UptownChicke 2/17/05 . chapter 6
The formatting is a great improvement. Good job.

You still have some problems with grammar, but it's more understandable now anyway.

You seem to be making Steve a little too evil. But, hey, I never really liked Steve very much, so go ahead and make him as evil as you want. (Heh.) j/k. I imagine he'll probably change a bit when he finds out what's really wrong anyway.

I don't think Soda could 'let' or 'not let' Darry do anything, including punching Steve if he wanted to... I mean, if Darry wanted to badly enough, he would. Also, you seem to have Darry 'growling' a lot. I'm not sure what that's supposed to mean, but he's not a dog.

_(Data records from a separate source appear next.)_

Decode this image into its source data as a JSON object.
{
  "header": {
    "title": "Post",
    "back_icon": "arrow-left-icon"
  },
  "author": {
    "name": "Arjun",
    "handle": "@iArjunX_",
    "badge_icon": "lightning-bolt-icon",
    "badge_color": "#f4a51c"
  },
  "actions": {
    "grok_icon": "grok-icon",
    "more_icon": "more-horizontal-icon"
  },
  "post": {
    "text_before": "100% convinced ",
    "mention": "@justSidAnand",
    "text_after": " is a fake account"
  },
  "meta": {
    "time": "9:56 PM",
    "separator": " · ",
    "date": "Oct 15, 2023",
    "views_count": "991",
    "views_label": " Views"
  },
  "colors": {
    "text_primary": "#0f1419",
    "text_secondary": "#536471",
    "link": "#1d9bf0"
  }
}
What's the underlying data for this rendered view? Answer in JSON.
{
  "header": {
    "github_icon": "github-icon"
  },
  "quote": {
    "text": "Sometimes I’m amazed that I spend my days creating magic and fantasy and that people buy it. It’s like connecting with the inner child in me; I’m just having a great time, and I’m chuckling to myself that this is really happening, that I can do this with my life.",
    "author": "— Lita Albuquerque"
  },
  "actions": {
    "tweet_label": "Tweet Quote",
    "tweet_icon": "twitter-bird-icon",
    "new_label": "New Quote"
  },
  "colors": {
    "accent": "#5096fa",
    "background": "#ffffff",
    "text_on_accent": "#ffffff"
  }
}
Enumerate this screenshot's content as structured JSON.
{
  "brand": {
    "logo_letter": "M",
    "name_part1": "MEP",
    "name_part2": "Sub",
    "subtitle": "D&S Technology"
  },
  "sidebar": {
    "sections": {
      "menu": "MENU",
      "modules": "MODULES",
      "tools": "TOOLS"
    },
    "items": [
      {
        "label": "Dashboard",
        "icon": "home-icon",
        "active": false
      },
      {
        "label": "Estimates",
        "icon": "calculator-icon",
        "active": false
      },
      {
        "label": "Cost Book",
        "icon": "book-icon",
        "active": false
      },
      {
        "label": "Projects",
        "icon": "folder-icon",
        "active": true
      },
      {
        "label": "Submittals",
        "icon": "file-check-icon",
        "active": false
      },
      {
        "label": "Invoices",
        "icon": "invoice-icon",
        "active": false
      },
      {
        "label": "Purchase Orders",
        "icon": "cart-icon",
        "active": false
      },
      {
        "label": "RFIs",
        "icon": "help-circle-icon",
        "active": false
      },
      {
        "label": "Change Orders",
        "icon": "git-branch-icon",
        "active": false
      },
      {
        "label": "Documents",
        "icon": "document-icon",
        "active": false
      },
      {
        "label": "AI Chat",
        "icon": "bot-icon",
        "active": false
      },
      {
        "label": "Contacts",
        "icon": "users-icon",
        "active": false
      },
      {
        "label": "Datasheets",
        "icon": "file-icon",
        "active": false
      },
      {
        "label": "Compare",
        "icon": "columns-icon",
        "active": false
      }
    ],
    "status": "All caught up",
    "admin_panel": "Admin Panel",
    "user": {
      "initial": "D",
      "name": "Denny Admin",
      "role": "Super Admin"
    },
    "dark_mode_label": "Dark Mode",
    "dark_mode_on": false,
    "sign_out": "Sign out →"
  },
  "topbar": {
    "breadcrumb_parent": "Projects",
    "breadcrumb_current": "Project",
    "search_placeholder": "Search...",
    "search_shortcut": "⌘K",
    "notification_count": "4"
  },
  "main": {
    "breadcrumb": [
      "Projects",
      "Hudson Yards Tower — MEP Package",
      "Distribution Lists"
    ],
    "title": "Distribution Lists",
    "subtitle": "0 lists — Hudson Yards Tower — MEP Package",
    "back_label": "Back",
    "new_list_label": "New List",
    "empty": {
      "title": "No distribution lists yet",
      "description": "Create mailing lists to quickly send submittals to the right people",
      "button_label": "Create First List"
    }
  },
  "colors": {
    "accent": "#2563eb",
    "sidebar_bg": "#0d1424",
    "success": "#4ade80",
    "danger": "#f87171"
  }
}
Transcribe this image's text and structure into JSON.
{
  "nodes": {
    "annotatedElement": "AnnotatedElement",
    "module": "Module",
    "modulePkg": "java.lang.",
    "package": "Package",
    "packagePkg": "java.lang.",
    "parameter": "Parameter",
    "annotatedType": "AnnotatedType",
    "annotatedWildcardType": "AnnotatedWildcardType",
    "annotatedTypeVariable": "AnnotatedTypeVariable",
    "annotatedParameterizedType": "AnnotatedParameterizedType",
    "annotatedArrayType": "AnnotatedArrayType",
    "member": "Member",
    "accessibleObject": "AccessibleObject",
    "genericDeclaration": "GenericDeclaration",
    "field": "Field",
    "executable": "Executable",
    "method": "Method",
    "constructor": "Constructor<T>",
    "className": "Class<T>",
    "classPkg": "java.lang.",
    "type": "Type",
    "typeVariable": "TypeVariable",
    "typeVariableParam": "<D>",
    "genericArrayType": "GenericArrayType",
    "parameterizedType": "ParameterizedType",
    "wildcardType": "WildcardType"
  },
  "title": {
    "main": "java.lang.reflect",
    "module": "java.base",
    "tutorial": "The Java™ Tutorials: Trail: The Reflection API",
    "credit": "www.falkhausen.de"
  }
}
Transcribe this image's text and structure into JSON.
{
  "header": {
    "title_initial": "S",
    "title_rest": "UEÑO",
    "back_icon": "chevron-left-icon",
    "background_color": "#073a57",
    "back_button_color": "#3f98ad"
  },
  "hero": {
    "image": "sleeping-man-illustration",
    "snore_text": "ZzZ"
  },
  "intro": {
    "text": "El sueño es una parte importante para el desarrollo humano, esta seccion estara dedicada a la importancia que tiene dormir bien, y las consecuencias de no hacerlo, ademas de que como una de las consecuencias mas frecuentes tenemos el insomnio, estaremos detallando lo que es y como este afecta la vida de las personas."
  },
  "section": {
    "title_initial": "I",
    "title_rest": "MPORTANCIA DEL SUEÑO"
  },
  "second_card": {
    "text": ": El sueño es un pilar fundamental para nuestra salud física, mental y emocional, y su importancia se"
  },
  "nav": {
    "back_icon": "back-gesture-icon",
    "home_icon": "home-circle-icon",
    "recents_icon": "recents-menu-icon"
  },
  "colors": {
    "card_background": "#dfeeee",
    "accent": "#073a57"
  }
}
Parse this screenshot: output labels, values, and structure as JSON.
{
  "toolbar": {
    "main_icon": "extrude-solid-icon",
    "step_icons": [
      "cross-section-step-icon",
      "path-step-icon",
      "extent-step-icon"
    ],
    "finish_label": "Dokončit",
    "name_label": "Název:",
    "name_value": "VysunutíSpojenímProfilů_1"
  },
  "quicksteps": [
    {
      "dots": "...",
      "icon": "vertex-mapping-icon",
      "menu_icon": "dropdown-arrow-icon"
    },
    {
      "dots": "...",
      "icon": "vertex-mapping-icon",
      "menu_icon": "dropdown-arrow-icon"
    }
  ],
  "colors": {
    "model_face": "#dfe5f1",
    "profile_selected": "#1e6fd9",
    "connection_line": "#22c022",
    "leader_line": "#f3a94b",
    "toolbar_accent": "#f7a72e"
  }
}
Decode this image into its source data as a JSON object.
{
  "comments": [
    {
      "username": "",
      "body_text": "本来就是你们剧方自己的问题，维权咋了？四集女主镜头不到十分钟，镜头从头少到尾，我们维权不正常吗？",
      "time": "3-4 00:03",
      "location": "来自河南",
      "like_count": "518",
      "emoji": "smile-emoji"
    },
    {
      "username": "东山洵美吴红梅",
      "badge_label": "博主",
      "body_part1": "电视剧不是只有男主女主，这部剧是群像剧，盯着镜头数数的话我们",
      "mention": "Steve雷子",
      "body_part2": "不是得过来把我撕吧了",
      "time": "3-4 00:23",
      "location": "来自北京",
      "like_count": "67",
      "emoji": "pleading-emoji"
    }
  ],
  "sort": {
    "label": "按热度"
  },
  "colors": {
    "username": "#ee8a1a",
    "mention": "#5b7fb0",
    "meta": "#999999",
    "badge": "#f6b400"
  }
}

It just sounds a little funny.

Basically, I think if you flesh out all of the characters as you go along, it will really help. Don't just let them be one-dimensional. (Like, Soda's always understanding. Darry's always overprotective. Steve's always mad. Twobit's always joking. Stuff like that.) There's a lot more to them than that. They are all multi-dimensional.

Just a few of my thoughts. But, the story's just begun, so you have time to do all that still.

I'm just trying to give some suggestions for the story because I think it's an interesting story. So update soon!
animalsare4life 2/17/05 . chapter 6
hey! My internet went out so I was not able to keep up with the story! We are trying to get it fixed! Anyways awesome updates! Can't wait for more! Poor Ponyboy!
Varinia 2/17/05 . chapter 6
Very good. Your doing an excellent job but try and make sure it flows together smoothly.
forgottenletters 2/17/05 . chapter 6
-oh i'm fine now lol-

you fixed a lot of mistakes! yay! now this is gooder (i kno its not a word lol) fic than it was before!